Just Like How a Custard Forms

March 10th, 2010 § 0

Day 3 of Canada Reads debates ended with Coupland’s Generation X as the first casualty. The debates have been intense and so to calm my thoughts I decided to make some ice cream. Some nutmeg ice cream.

The thing I have enjoyed most about these debates can be explained through the making of the custard for my nutmeg ice cream. Have you ever noticed how you can stir and stir and stir your egg yolk, sugar, and milk combo until you can stir no more and without any advance notice all of a sudden it will get firm? I mean in a matter of seconds you start seeing a trail left behind your whisk in the custard. Your mixture will get firm and if you wait too long before recognizing this transformation it will be too late. The eggs will cook. And well… that’s just not cool.
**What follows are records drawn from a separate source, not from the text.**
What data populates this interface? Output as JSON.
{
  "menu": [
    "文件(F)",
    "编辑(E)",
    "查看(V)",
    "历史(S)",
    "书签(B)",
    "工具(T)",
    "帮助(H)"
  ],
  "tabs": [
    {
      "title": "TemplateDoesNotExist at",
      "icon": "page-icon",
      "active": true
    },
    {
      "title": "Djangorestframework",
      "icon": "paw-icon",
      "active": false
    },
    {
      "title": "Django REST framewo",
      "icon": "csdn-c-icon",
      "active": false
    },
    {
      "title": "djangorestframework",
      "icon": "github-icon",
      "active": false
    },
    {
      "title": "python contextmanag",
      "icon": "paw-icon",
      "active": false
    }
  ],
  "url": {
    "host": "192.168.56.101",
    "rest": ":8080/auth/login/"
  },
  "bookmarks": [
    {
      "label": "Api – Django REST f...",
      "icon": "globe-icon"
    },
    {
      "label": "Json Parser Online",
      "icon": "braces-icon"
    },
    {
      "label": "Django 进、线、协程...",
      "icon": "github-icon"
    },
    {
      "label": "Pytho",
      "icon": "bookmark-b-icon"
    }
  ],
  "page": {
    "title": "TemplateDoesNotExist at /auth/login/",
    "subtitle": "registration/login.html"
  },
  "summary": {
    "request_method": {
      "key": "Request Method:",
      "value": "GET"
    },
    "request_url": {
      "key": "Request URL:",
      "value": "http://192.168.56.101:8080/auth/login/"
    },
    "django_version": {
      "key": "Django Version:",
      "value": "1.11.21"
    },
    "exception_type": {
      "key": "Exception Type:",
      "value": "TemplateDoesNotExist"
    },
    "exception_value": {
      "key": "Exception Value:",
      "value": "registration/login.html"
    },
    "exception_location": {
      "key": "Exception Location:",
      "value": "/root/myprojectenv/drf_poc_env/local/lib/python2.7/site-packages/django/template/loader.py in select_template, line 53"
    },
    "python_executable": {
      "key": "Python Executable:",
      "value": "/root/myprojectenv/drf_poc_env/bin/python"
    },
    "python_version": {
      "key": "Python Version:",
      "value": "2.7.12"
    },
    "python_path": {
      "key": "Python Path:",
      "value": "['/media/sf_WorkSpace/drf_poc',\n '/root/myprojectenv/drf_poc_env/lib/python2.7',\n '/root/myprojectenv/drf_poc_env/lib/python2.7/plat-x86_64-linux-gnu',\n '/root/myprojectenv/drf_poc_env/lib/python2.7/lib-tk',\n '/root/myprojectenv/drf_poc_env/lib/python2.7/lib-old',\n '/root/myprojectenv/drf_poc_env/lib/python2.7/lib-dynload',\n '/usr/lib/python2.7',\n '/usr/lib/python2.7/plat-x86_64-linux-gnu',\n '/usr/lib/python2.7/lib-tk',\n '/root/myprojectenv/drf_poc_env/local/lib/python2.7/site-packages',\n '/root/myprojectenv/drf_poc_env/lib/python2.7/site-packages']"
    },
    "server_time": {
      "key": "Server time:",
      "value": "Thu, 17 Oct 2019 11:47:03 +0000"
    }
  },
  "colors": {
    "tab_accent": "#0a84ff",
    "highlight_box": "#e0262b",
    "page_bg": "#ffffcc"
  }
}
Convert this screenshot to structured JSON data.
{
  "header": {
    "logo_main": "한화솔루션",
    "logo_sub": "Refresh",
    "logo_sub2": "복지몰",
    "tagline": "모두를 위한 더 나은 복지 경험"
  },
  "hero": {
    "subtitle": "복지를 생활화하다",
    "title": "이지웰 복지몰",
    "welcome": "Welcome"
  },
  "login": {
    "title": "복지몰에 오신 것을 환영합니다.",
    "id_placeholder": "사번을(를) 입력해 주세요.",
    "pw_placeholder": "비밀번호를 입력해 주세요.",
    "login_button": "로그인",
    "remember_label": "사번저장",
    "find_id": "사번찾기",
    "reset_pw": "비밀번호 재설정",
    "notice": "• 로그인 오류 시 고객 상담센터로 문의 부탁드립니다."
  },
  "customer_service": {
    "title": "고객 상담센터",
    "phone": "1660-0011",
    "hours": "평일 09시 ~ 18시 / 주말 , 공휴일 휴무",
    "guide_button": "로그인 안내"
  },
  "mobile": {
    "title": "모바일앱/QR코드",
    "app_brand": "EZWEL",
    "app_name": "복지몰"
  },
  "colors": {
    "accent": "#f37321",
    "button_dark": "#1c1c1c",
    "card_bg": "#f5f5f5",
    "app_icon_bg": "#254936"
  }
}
Photo Credit: Flickr: Tom Higgins' Cooking Up The Custard to Make Ice Cream

I wanted the characters in Nikolski to continue their adventures. After finishing the book I was left yearning for more and in Day 1 of debates some of the panelists said that they found the book thin, confirming my thoughts. But just like when the custard forms, because it’s had some time to think, or because it’s had 10 minutes of constant stirring, or because all the elements finally mixed and mingled and declared the custard as ready, I started to see more in the book. In fact, I started re-reading the book.

Okay, truthfully, for me the transformation happened because I was so impressed by Michel Vezina’s defense of the book. Vezina talked of the complex interconnection of families that are split all across the world, about humanity, and about garbage. I started seeing things in the book that I hadn’t before.

As a participant in the Canada Reads Challenge my thoughts were:

Book to win: Good to a Fault
My favourite book: Fall on Your Knees

Now as I stir my ice cream mixture, I have no idea how the debate will go and which book will be left standing. But if it ends up being Nikolski I would be happy. I like the book more with each stir and just like my custard has thickened, this book is no longer thin.